Eczacının temel görevi hastasına ilaç aramak değil Birinci Basamak Sağlık Hizmeti Sunucusu olmasının gereği doğru ve etkin sağlık danışmanlığı hizmetini sunmaktır. Mevcut İlaç Fiyat Kararnamesi misyonunu tamamlamış ve sürdürülebilir değildir. Bugün yaşanan ilaç yokluklarının sebebi tam olarak budur. İlaç ve yok kelimelerinin halk sağlığı açısından asla yan yana gelmemesi gerekmektedir. Sağlık Bakanlığı, Hazine ve Maliye Bakanlığı ile Türk Eczacıları Birliği’nin ortak çalışmasıyla geliştirilecek model ilaç yokluklarına neden olmamalı ve eczanelerin ekonomik yükünü hafifletmelidir. Yılda bir veya iki defa yapılan ilaçta uygulanan kur güncellemesi ile değil günün ekonomik koşullarının gerekli kıldığı zaman ve hallerde yapılarak bu tür aksaklıklar önlenmelidir.
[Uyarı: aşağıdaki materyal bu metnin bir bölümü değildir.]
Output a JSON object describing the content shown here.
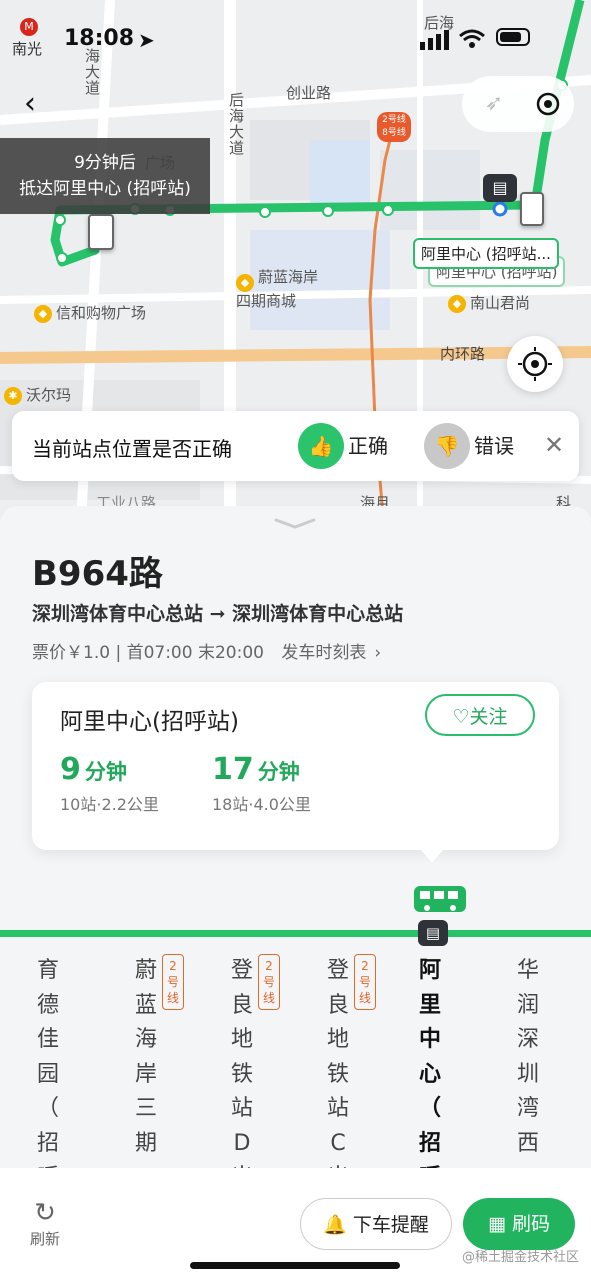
{
  "status_bar": {
    "time": "18:08",
    "metro_station": "南光"
  },
  "map": {
    "labels": {
      "houhai": "后海",
      "chuangye_rd": "创业路",
      "houhai_ave": "后海大道",
      "haihai_ave": "海大道",
      "guangchang": "广场",
      "weilan": "蔚蓝海岸\n四期商城",
      "xinhe": "信和购物广场",
      "nanshan": "南山君尚",
      "neihuan": "内环路",
      "walmart": "沃尔玛",
      "gongye": "工业八路",
      "haiyue": "海月",
      "ke": "科"
    },
    "metro_badge": {
      "line1": "2号线",
      "line2": "8号线"
    },
    "arrival_popup": {
      "line1": "9分钟后",
      "line2": "抵达阿里中心 (招呼站)"
    },
    "stop_tag1": "阿里中心 (招呼站...",
    "stop_tag2": "阿里中心 (招呼站)"
  },
  "feedback": {
    "question": "当前站点位置是否正确",
    "correct": "正确",
    "wrong": "错误"
  },
  "route": {
    "name": "B964路",
    "direction": "深圳湾体育中心总站 ➞ 深圳湾体育中心总站",
    "fare": "票价￥1.0 | 首07:00 末20:00",
    "timetable": "发车时刻表"
  },
  "card": {
    "stop_name": "阿里中心(招呼站)",
    "follow": "关注",
    "eta1": {
      "value": "9",
      "unit": "分钟",
      "sub": "10站·2.2公里"
    },
    "eta2": {
      "value": "17",
      "unit": "分钟",
      "sub": "18站·4.0公里"
    }
  },
  "stations": [
    {
      "name": "育德佳园（招呼",
      "metro": ""
    },
    {
      "name": "蔚蓝海岸三期",
      "metro": "2号线"
    },
    {
      "name": "登良地铁站D出",
      "metro": "2号线"
    },
    {
      "name": "登良地铁站C出",
      "metro": "2号线"
    },
    {
      "name": "阿里中心（招呼",
      "metro": ""
    },
    {
      "name": "华润深圳湾西",
      "metro": ""
    }
  ],
  "bottom": {
    "refresh": "刷新",
    "alight": "下车提醒",
    "scan": "刷码"
  },
  "watermark": "@稀土掘金技术社区",
  "colors": {
    "accent": "#22b35f",
    "route_line": "#27c26a",
    "metro": "#e06a2b"
  }
}
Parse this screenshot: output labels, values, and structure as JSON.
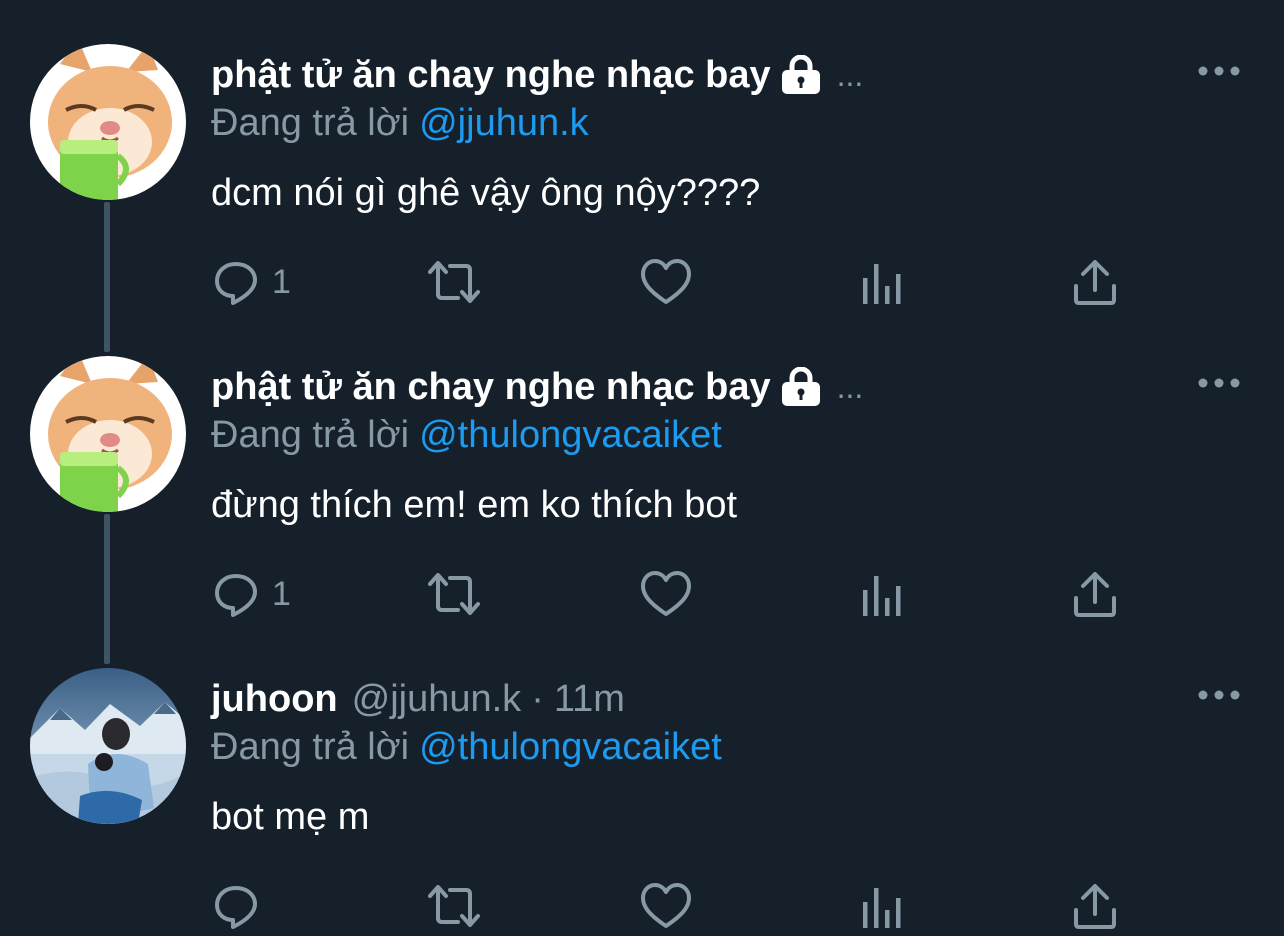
{
  "theme": {
    "background": "#15202b",
    "text": "#ffffff",
    "secondary": "#8899a6",
    "link": "#1d9bf0",
    "thread_line": "#3d5466"
  },
  "tweets": [
    {
      "display_name": "phật tử ăn chay nghe nhạc bay",
      "protected": true,
      "truncation": "...",
      "handle": "",
      "time": "",
      "reply_prefix": "Đang trả lời",
      "reply_to": "@jjuhun.k",
      "text": "dcm nói gì ghê vậy ông nộy????",
      "reply_count": "1",
      "avatar": "cat-with-matcha-avatar"
    },
    {
      "display_name": "phật tử ăn chay nghe nhạc bay",
      "protected": true,
      "truncation": "...",
      "handle": "",
      "time": "",
      "reply_prefix": "Đang trả lời",
      "reply_to": "@thulongvacaiket",
      "text": "đừng thích em! em ko thích bot",
      "reply_count": "1",
      "avatar": "cat-with-matcha-avatar"
    },
    {
      "display_name": "juhoon",
      "protected": false,
      "truncation": "",
      "handle": "@jjuhun.k",
      "separator": "·",
      "time": "11m",
      "reply_prefix": "Đang trả lời",
      "reply_to": "@thulongvacaiket",
      "text": "bot mẹ m",
      "reply_count": "",
      "avatar": "snow-mountain-person-avatar"
    }
  ],
  "icons": [
    "reply-icon",
    "retweet-icon",
    "like-icon",
    "analytics-icon",
    "share-icon",
    "more-icon",
    "lock-icon"
  ]
}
Sağlık okur yazarlığının oldukça düşük olduğu ülkemizde internetten satılan,  Tarım ve  Orman Bakanlığı’ndan ruhsat alan ilaç dışı ürünler halk sağlığını ciddi oranda tehdit etmektedir. Bunun çözümü bu ürünlerin de ilaç gibi İlaç Takip Sistemi’ne kayıt işlemi yapılarak Sağlık Bakanlığı kontrol ve denetiminde satılmasıdır. Yetkililere bu durum gerekçeleriyle anlatılmalı ve gerekli yasal düzenlemelerin yapılması Türk Eczacıları Birliği tarafından sağlanmalıdır.

Eczane devirleri ile ilgili süreçte bölgesel uygulama farklılıkları olduğu görülmektedir. Farklı uygulamalar neticesinde bölgesel sorunlar yaşanmakta olup bunların önüne geçmek için bu konuda Türk Eczacıları Birliği bünyesinde acil olarak bir çalışma grubu oluşturulmalıdır. Süreç eczacı odaları ve Türk Eczacıları Birliği’nin mutlak hakimiyetinde yönetilmeli ve tüm odaların başvurularının mevcut yasalar doğrultusunda değerlendirilerek karara bağlanması sağlanmalıdır.”